Na era digital, os dados se tornaram um dos ativos mais valiosos de qualquer negócio. Para as concessionárias, que lidam diariamente com um vasto volume de informações sensíveis de clientes e colaboradores, a responsabilidade pela proteção dessas informações nunca foi tão crítica. O cumprimento da Lei Geral de Proteção de Dados deixou de ser uma opção e se tornou uma exigência legal é uma questão de credibilidade no mercado. Este artigo detalha o que sua concessionária precisa saber para garantir a conformidade, proteger seus clientes e evitar penalidades severas.
Em vigor desde setembro de 2020, a Lei Geral de Proteção de Dados (LGPD) revolucionou o tratamento de dados pessoais pelas empresas. Para as concessionárias, a compreensão dos fundamentos da LGPD é vital para assegurar a conformidade legal e a segurança das informações dos clientes.
A LGPD define diretrizes para o tratamento de dados pessoais, exigindo que concessionárias adotem medidas rigorosas para proteger informações sensíveis, como dados cadastrais e financeiros. A conformidade é essencial para mitigar riscos jurídicos, evitar sanções financeiras e preservar a reputação institucional, fortalecendo a relação de confiança e transparência com os clientes.
Veja o que a Jettax fala sobre o cenário da LGPD em 206.
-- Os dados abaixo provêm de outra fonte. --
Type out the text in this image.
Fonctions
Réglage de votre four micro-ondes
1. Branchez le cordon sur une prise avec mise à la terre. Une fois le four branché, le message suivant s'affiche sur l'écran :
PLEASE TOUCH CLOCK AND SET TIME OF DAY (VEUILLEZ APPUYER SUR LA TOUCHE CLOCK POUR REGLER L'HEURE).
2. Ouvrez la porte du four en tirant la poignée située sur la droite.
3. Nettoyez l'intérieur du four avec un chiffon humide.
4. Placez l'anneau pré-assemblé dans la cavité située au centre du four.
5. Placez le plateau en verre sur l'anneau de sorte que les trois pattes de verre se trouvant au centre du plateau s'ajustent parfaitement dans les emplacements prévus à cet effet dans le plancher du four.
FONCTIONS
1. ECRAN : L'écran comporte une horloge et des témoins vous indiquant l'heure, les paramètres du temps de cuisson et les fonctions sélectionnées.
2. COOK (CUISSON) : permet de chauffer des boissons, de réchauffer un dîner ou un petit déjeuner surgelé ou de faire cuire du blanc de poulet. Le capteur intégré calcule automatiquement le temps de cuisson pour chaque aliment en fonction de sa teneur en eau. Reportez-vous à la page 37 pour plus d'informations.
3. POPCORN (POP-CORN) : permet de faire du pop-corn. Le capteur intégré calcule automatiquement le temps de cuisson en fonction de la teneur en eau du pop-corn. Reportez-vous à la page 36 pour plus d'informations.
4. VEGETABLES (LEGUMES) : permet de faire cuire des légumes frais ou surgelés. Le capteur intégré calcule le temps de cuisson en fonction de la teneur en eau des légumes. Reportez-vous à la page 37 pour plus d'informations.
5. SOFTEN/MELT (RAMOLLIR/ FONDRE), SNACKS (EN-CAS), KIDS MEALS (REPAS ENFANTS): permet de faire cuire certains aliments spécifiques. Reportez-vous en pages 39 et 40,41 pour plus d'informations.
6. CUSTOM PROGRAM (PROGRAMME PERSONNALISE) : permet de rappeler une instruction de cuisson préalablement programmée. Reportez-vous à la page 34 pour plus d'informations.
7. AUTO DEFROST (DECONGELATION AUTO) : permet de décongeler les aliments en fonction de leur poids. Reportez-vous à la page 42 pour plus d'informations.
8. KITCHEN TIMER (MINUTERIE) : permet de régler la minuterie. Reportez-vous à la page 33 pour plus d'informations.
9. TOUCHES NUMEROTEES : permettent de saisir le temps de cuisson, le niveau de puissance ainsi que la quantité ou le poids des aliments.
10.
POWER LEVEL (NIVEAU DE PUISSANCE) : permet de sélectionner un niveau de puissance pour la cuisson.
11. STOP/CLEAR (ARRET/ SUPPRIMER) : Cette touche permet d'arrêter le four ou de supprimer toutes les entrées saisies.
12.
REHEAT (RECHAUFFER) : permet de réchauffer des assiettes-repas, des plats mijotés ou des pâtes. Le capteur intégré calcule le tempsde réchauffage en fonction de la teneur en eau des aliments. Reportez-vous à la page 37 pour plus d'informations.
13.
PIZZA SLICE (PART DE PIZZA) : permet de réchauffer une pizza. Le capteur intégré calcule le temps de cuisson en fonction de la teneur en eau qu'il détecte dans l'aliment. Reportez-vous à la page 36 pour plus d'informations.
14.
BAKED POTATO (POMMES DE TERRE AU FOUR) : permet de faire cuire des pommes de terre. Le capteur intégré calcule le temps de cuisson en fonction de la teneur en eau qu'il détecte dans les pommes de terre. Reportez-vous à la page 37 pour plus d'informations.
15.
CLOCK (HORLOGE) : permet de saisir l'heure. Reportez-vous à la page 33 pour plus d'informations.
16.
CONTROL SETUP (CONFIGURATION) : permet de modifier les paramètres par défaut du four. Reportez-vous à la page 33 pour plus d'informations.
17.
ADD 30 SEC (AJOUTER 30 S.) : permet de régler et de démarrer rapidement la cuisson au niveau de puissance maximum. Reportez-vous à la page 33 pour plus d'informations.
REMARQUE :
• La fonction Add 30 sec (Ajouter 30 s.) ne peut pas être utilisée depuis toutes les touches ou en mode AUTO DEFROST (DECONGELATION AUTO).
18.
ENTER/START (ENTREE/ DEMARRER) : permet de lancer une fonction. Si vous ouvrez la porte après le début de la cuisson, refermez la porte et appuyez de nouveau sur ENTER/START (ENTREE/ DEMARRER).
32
Os dados pessoais são de titularidade das pessoas físicas a quem se referem. As concessionárias utilizam essas informações em suas operações, abrangendo dados de colaboradores, clientes e potenciais clientes. Portanto, incidentes de segurança que comprometam esses dados, em qualquer formato (físico ou digital), podem acarretar riscos e danos aos respectivos titulares.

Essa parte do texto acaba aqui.